第23章 滾る想いのコン・アニマ【黒閃~規格外】
「ラック! ラック‼」
あまりの狂気にヒッと思わず悲鳴が漏れたが、スッと五条の背中が視界を塞いでくれた。
見上げれば、ニヤリと彼の口角が上がったのが分かる。
「殺すな‼︎」
楽巌寺の叫び声が響く――と、呪詛師の四肢が弾け、グシャッと潰れた。
呪詛師は悲鳴を上げることもできない。
自分の身体に何が起こったのか、理解できていないのかもしれない。
「え……何が……」
「コイツには色々と聞かないといけない。死なせちゃダメだよ。ほら、手当てして」
舐めきった発言と態度に、さすがの楽巌寺も苛立たしげに青筋を立てる。
けれど、ようやく痛みが追いついたのか、悲鳴を上げながら暴れる呪詛師を、楽巌寺は「黙れ」と八つ当たり気味に怒鳴りつける。

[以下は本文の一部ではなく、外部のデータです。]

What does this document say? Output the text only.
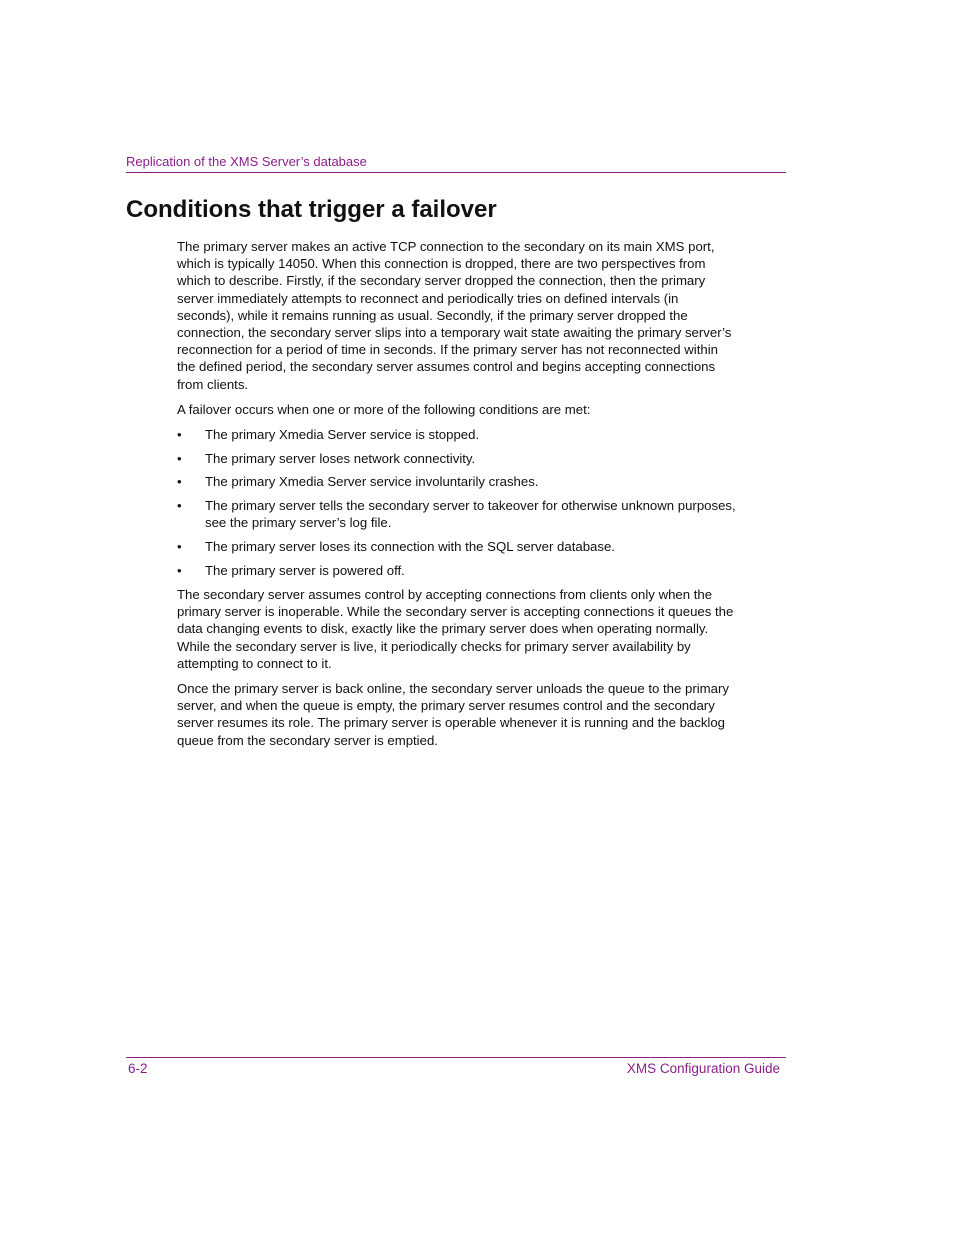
Replication of the XMS Server’s database
Conditions that trigger a failover

The primary server makes an active TCP connection to the secondary on its main XMS port, which is typically 14050. When this connection is dropped, there are two perspectives from which to describe. Firstly, if the secondary server dropped the connection, then the primary server immediately attempts to reconnect and periodically tries on defined intervals (in seconds), while it remains running as usual. Secondly, if the primary server dropped the connection, the secondary server slips into a temporary wait state awaiting the primary server’s reconnection for a period of time in seconds. If the primary server has not reconnected within the defined period, the secondary server assumes control and begins accepting connections from clients.

A failover occurs when one or more of the following conditions are met:

•	The primary Xmedia Server service is stopped.
•	The primary server loses network connectivity.
•	The primary Xmedia Server service involuntarily crashes.
•	The primary server tells the secondary server to takeover for otherwise unknown purposes, see the primary server’s log file.
•	The primary server loses its connection with the SQL server database.
•	The primary server is powered off.

The secondary server assumes control by accepting connections from clients only when the primary server is inoperable. While the secondary server is accepting connections it queues the data changing events to disk, exactly like the primary server does when operating normally. While the secondary server is live, it periodically checks for primary server availability by attempting to connect to it.

Once the primary server is back online, the secondary server unloads the queue to the primary server, and when the queue is empty, the primary server resumes control and the secondary server resumes its role. The primary server is operable whenever it is running and the backlog queue from the secondary server is emptied.

6-2	XMS Configuration Guide
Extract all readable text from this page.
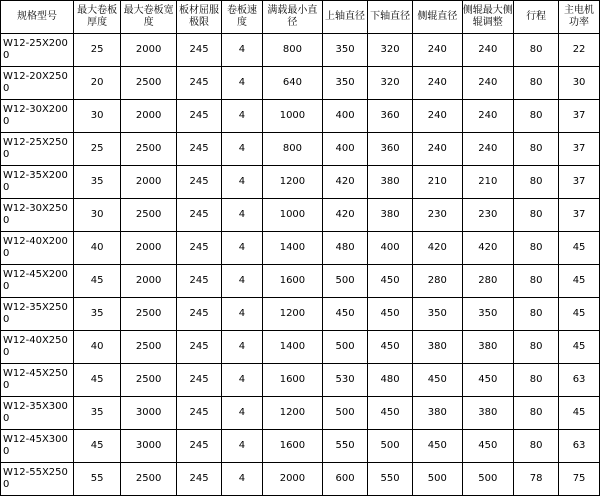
规格型号	最大卷板厚度	最大卷板宽度	板材屈服极限	卷板速度	满载最小直径	上轴直径	下轴直径	侧辊直径	侧辊最大侧辊调整	行程	主电机功率
W12-25X2000	25	2000	245	4	800	350	320	240	240	80	22
W12-20X2500	20	2500	245	4	640	350	320	240	240	80	30
W12-30X2000	30	2000	245	4	1000	400	360	240	240	80	37
W12-25X2500	25	2500	245	4	800	400	360	240	240	80	37
W12-35X2000	35	2000	245	4	1200	420	380	210	210	80	37
W12-30X2500	30	2500	245	4	1000	420	380	230	230	80	37
W12-40X2000	40	2000	245	4	1400	480	400	420	420	80	45
W12-45X2000	45	2000	245	4	1600	500	450	280	280	80	45
W12-35X2500	35	2500	245	4	1200	450	450	350	350	80	45
W12-40X2500	40	2500	245	4	1400	500	450	380	380	80	45
W12-45X2500	45	2500	245	4	1600	530	480	450	450	80	63
W12-35X3000	35	3000	245	4	1200	500	450	380	380	80	45
W12-45X3000	45	3000	245	4	1600	550	500	450	450	80	63
W12-55X2500	55	2500	245	4	2000	600	550	500	500	78	75
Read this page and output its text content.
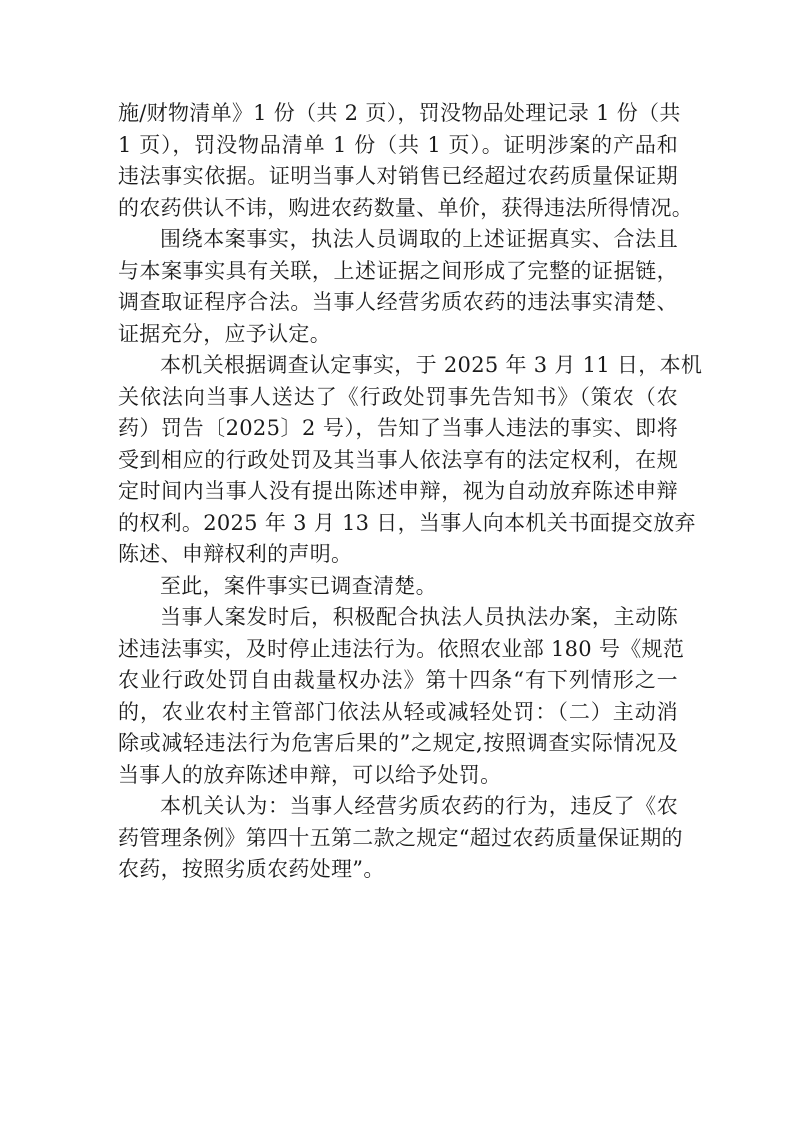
施/财物清单》1 份（共 2 页），罚没物品处理记录 1 份（共
1 页），罚没物品清单 1 份（共 1 页）。证明涉案的产品和
违法事实依据。证明当事人对销售已经超过农药质量保证期
的农药供认不讳，购进农药数量、单价，获得违法所得情况。
围绕本案事实，执法人员调取的上述证据真实、合法且
与本案事实具有关联，上述证据之间形成了完整的证据链，
调查取证程序合法。当事人经营劣质农药的违法事实清楚、
证据充分，应予认定。
本机关根据调查认定事实，于 2025 年 3 月 11 日，本机
关依法向当事人送达了《行政处罚事先告知书》（策农（农
药）罚告〔2025〕2 号），告知了当事人违法的事实、即将
受到相应的行政处罚及其当事人依法享有的法定权利，在规
定时间内当事人没有提出陈述申辩，视为自动放弃陈述申辩
的权利。2025 年 3 月 13 日，当事人向本机关书面提交放弃
陈述、申辩权利的声明。
至此，案件事实已调查清楚。
当事人案发时后，积极配合执法人员执法办案，主动陈
述违法事实，及时停止违法行为。依照农业部 180 号《规范
农业行政处罚自由裁量权办法》第十四条“有下列情形之一
的，农业农村主管部门依法从轻或减轻处罚：（二）主动消
除或减轻违法行为危害后果的”之规定,按照调查实际情况及
当事人的放弃陈述申辩，可以给予处罚。
本机关认为：当事人经营劣质农药的行为，违反了《农
药管理条例》第四十五第二款之规定“超过农药质量保证期的
农药，按照劣质农药处理”。
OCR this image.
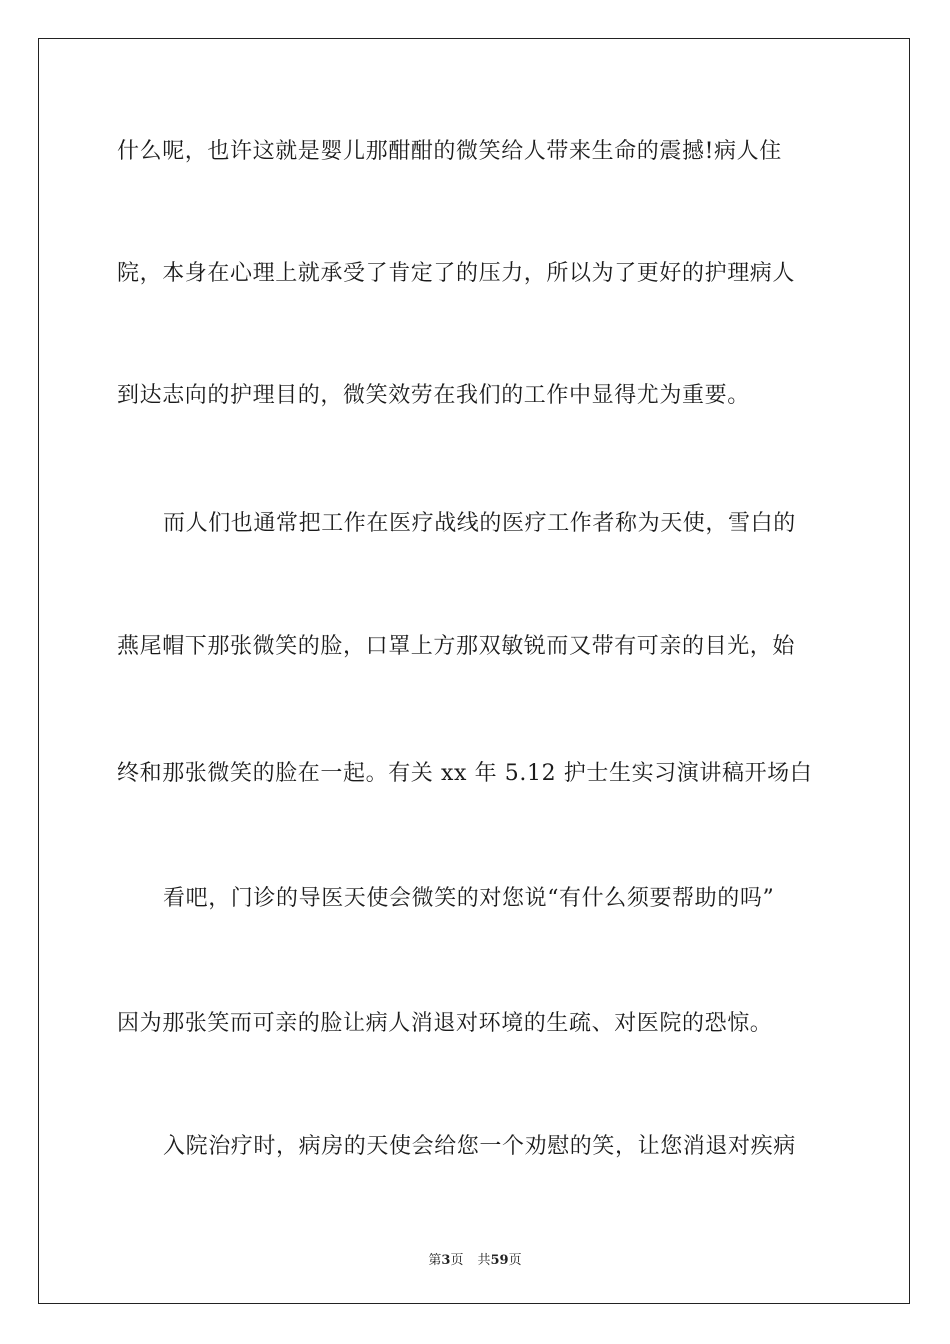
什么呢，也许这就是婴儿那酣酣的微笑给人带来生命的震撼!病人住
院，本身在心理上就承受了肯定了的压力，所以为了更好的护理病人
到达志向的护理目的，微笑效劳在我们的工作中显得尤为重要。
而人们也通常把工作在医疗战线的医疗工作者称为天使，雪白的
燕尾帽下那张微笑的脸，口罩上方那双敏锐而又带有可亲的目光，始
终和那张微笑的脸在一起。有关 xx 年 5.12 护士生实习演讲稿开场白
看吧，门诊的导医天使会微笑的对您说“有什么须要帮助的吗”
因为那张笑而可亲的脸让病人消退对环境的生疏、对医院的恐惊。
入院治疗时，病房的天使会给您一个劝慰的笑，让您消退对疾病
第3页 共59页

そんな彼らをまるっと無視して、五条はぐるりと宙を仰いだ。
「……歌姫のところにいた呪詛師の気配が消えた。逃げの算段はつけてるわけか。残るは悠仁たちと戦っていた特級。前に遭遇したけど、気配を消して逃げるのが上手かったな。悠仁のところまで距離もある」
ボソボソと小さく呟く声は、自分にしか聞こえなかったことだろう。
「――仕方ない。少し、乱暴しようか」
そう言った五条の顔は、どこか楽しそうだった。
「順平、二〜三歩 下がって。あと、【澱月】を出して、その後ろに」
「は、はいっ!」
何が起きるのか分からないが、順平は五条の指示に従う。
危ないことでもするのだろうか。
【澱月】の滑らかな身体なら、多少の衝撃は緩和できるだろうが。